Hello there. Corinna Laughlin here with the Poem of the Week.
 
This week, we’re reading a poem by Lawrence Ferlinghetti. Scott Webster will read “Constantly Risking Absurdity,” and then I’ll be back with some brief commentary.
 
Thank you, Scott.
 
Obviously, this poem by Lawrence Ferlinghetti is not a religious poem. But it’s one of my favorite poems about poetry, and since we’ve spent a lot of time reflecting on poems, it seems like a good fit for our series.
 
Lawrence Ferlinghetti was born in 1919. He was famous as a poet, a publisher of poetry, and a bookseller—he was the cofounder of the famous City Lights bookshop in San Francisco. Ferlinghetti is often considered one of the “Beat” poets, though he always insisted he was not a Beat himself.
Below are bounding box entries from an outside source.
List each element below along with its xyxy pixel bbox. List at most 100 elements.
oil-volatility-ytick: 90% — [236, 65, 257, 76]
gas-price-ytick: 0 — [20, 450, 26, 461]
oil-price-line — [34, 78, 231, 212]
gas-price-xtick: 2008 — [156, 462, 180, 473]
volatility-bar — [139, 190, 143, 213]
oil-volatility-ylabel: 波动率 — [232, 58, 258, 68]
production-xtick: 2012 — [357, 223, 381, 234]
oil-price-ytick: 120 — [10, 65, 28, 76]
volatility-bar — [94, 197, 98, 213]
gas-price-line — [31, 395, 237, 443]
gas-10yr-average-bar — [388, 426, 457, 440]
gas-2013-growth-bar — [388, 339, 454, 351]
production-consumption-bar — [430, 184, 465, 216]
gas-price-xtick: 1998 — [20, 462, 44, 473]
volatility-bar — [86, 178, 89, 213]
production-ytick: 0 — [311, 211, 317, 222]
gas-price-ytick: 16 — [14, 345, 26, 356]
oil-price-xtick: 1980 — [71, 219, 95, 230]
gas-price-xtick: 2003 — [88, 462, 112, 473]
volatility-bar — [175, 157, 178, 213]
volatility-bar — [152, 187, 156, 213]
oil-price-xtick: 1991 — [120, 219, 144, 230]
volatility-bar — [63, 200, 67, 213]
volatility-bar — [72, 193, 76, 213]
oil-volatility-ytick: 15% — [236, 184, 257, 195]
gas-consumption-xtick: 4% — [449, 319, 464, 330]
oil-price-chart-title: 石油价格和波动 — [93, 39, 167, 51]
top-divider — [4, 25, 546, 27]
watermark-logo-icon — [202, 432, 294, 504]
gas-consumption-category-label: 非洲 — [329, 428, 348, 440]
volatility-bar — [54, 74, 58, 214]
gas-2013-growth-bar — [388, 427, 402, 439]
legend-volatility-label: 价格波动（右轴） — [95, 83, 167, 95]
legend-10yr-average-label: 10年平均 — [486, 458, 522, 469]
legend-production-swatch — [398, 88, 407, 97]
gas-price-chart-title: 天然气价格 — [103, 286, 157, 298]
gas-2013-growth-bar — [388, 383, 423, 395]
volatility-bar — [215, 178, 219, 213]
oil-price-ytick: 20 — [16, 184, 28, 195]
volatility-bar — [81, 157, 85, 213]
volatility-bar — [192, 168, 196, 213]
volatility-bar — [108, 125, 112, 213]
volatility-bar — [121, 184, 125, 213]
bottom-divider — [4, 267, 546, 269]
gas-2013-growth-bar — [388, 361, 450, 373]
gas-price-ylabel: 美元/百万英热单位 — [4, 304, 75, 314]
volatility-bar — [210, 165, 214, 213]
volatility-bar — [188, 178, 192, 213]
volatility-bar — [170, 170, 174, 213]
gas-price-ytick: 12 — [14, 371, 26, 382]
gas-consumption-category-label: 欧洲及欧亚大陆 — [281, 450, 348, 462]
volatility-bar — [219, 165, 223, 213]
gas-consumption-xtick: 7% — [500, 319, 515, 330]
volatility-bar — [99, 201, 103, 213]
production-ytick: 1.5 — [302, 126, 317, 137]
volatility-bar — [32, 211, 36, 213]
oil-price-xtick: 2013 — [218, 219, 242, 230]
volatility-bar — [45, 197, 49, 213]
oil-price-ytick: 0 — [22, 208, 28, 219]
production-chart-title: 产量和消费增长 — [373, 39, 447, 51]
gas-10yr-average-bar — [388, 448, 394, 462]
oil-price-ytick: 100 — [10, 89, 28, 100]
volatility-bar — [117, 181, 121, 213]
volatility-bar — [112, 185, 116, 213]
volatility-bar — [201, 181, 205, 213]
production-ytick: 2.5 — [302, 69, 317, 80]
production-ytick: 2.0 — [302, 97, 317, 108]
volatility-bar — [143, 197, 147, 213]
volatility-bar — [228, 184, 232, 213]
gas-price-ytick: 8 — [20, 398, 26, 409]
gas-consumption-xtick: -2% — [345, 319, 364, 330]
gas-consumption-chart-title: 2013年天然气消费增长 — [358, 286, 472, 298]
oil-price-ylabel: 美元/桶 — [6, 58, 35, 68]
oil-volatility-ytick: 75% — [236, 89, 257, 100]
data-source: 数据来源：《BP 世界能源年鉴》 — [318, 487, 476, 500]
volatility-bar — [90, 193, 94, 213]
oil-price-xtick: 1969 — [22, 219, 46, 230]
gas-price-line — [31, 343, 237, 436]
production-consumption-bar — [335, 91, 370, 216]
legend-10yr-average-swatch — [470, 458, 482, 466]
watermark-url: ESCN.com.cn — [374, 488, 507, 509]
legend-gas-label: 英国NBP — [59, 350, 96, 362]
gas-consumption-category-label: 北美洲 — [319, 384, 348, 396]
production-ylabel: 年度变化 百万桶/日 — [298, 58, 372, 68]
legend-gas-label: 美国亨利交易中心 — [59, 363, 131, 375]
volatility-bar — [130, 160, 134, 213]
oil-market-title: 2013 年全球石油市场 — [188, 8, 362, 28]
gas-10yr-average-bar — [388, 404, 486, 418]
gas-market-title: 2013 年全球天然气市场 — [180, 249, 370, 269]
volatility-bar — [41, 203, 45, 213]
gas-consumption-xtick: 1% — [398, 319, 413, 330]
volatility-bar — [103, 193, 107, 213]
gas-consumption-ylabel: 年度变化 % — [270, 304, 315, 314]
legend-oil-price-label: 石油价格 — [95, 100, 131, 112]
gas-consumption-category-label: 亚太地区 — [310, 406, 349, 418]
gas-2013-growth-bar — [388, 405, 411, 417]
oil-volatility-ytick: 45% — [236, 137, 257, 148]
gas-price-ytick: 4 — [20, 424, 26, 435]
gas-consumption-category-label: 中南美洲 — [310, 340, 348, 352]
Nevertheless, as the publisher of Allan Ginsberg and Jack Kerouac, among others, he was certainly part of the movement. Ferlinghetti died earlier this year at the age of 101.
 
In this poem from Ferlinghetti’s most famous collection, Coney Island of the Mind, Ferlinghetti is writing about the art of poetry itself. The poem is an extended metaphor, comparing the poet to a circus performer. It’s a surprising move, a mix of popular culture with high art—which is exactly his point. Ferlinghetti’s mantra was that “art should be accessible to all people, not just a handful of highly educated intellectuals,” and that “truth is not the secret of a few.”
 
That being said, this is quite a sophisticated poem. “Constantly risking absurdity / and death / whenever he performs / above the heads / of his audience / the poet like an acrobat / climbs on rime / to a high wire of his own making.” Just as the acrobat takes risks every time he steps on the high wire, so does the poet. I love the juxtaposition of “absurdity / and death.” If the acrobat makes a mistake, he might look very silly – or he might die. For Ferlinghetti, the stakes are high for the poet as well – “absurdity / and death.”
 
Ferlinghetti cleverly uses poetic wordplay, as he describes the poet climbing “on rime,” “balancing on eyebeams / above a sea of faces,” performing “sleight-of-foot tricks / and other high theatrics.” In poetry, there is art, performance, and play. And, as Ferlinghetti suggests here, there is also an element of deception—“sleight-of-foot tricks.” (“Foot,” of course, is a poetic term, used in counting the stressed and unstressed syllables of a poem.) Poetry is, in a way, a magic trick—a game.
 
But it is a serious game. As Ferlinghetti says, the poet dances on the high wire, but “all without mistaking / any thing / for what it may not be.” The poet may play “tricks,” but never loses sight of things as they really are. The acrobat may seem to be playing around, improvising, but, of course, every move is choreographed. In the same way, the poet is “the super realist / who must perforce perceive / taut truth / before the taking of each stance or step.” We think of poets as dreamy types, but Ferlinghetti rejects that idea. The poet is the “realist,” and everything he does comes from his clear-sighted recognition of “taut truth.”
 
But there’s more. “Taut truth” is the sure way “toward that still higher perch / where Beauty stands and waits / with gravity / to start her death-defying leap.” This acrobatic performance is not a solo act; the poet’s task is to catch Beauty.
 
Ferlinghetti’s poem ends, quite literally, in mid-air, with the poet reaching out to catch the “fair eternal form” of Beauty, which he “may or may not” do. The end of the poem brings us back to the opening line: “Constantly risking absurdity.” We see the poet, an absurd figure, “a little charleychaplin man,” and we’re unsure whether he will catch Beauty, or land in absurdity.
 
It seems as though Beauty also risks absurdity, in a way – we see her “spreadeagled in the empty air / of existence,” obviously trusting and hoping that the poet will catch her—meeting him halfway.
 
To be a poet, to write a poem, is to take a risk—the risk of falling flat, the risk of absurdity. But Ferlinghetti’s poem also captures the immense possibility of poetry. As we’ve seen with so many of the poems we’ve looked at in this series, when the poet makes that connection and catches Beauty, we get a glimpse of something eternal—something we would otherwise have missed—and the results are amazing.